Geomechanical modeling of potential leakage pathways through caprocks at natural gas storage sites
Fugitive gas emissions are unintended releases of gas from energy processes. Natural gas emissions are composed mainly of methane and can contaminate groundwater or contribute to greenhouse gases after migrating from production wells or underground storage. As natural gas is relied on as a low-carbon energy option, more storage sites will be needed, increasing opportunities for gas leakage. This study investigated methane leakage from storage reservoirs due to injection induced caprock fractures by varying injection rate, gas temperature, and reservoir permeability and possible policy improvements to ensure safe gas storage.

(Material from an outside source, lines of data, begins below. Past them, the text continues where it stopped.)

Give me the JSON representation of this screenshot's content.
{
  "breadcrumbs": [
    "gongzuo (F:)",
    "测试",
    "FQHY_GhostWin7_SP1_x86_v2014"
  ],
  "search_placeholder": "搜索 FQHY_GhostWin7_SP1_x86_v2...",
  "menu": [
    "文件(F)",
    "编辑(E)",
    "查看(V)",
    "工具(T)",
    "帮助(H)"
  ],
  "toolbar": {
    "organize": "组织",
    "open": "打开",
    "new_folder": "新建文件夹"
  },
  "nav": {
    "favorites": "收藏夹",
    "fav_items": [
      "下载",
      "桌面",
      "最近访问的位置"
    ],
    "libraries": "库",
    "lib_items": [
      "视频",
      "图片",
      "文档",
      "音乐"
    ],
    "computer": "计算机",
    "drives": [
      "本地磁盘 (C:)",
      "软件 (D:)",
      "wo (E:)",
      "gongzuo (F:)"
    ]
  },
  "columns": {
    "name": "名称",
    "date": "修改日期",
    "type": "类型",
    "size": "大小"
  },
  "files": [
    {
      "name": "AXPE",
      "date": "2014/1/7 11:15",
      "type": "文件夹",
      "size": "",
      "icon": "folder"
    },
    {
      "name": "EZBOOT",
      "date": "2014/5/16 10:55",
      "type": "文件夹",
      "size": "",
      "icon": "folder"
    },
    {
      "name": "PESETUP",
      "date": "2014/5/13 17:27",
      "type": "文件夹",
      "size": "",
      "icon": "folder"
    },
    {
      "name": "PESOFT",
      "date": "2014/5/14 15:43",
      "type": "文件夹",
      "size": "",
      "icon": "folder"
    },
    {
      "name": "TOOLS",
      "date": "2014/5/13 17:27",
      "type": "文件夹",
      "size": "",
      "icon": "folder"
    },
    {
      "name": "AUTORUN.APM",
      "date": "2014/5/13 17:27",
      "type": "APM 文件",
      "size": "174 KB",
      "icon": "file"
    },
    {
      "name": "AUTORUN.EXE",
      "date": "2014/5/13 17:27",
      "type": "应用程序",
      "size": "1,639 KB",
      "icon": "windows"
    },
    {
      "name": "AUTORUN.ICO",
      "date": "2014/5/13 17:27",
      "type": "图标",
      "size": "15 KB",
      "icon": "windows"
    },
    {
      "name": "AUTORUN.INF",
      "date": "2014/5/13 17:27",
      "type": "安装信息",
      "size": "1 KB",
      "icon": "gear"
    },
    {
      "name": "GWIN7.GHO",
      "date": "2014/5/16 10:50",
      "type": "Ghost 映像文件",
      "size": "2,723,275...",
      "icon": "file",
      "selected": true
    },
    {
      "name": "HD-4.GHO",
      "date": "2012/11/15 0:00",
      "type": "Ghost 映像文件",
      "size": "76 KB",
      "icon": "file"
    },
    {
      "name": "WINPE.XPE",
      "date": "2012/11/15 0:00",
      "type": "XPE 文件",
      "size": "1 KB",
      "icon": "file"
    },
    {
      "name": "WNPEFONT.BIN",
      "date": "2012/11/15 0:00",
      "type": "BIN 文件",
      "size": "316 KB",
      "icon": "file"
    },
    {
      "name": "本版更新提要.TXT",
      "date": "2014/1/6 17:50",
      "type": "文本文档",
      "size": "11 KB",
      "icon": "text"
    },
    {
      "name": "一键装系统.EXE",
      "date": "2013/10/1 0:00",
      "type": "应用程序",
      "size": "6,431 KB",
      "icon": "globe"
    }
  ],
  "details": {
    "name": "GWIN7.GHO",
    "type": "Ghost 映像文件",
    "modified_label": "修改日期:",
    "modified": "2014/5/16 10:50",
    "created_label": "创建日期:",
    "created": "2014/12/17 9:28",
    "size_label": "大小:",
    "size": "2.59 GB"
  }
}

Sensitivity analyses were performed on a 3D thermo-hydro-mechanical model of a storage reservoir, caprock, and overburden layer using normal effective stress and vertical displacement as metrics for fracture development. Analyses used coupled fluid-flow and geomechanics simulator CMG (Computer Modeling Group) GEM-2019. Higher injection rates-initiated fractures earlier than lower rates (Figure 1). Cooler gas temperatures reduced volumetric strain, which delayed caprock failure. Lower reservoir permeability slowed pressure diffusion which decreased effective stress around the well and initiated fractures earlier than higher permeability reservoirs. After fracture initiation, gas pressure diffused into caprock, and overburden (Figure 2) and gas saturation increased in layers overlying the reservoir.
The results showed the importance of injection rate and reservoir characterization for optimizing injection parameters and reducing gas permeable fractures. For instance, reservoir permeability controlled the onset of fracture initiation, and cooler gas delayed fracturing in fault-free reservoirs such as the one modeled but may reactivate any pre-existing faults.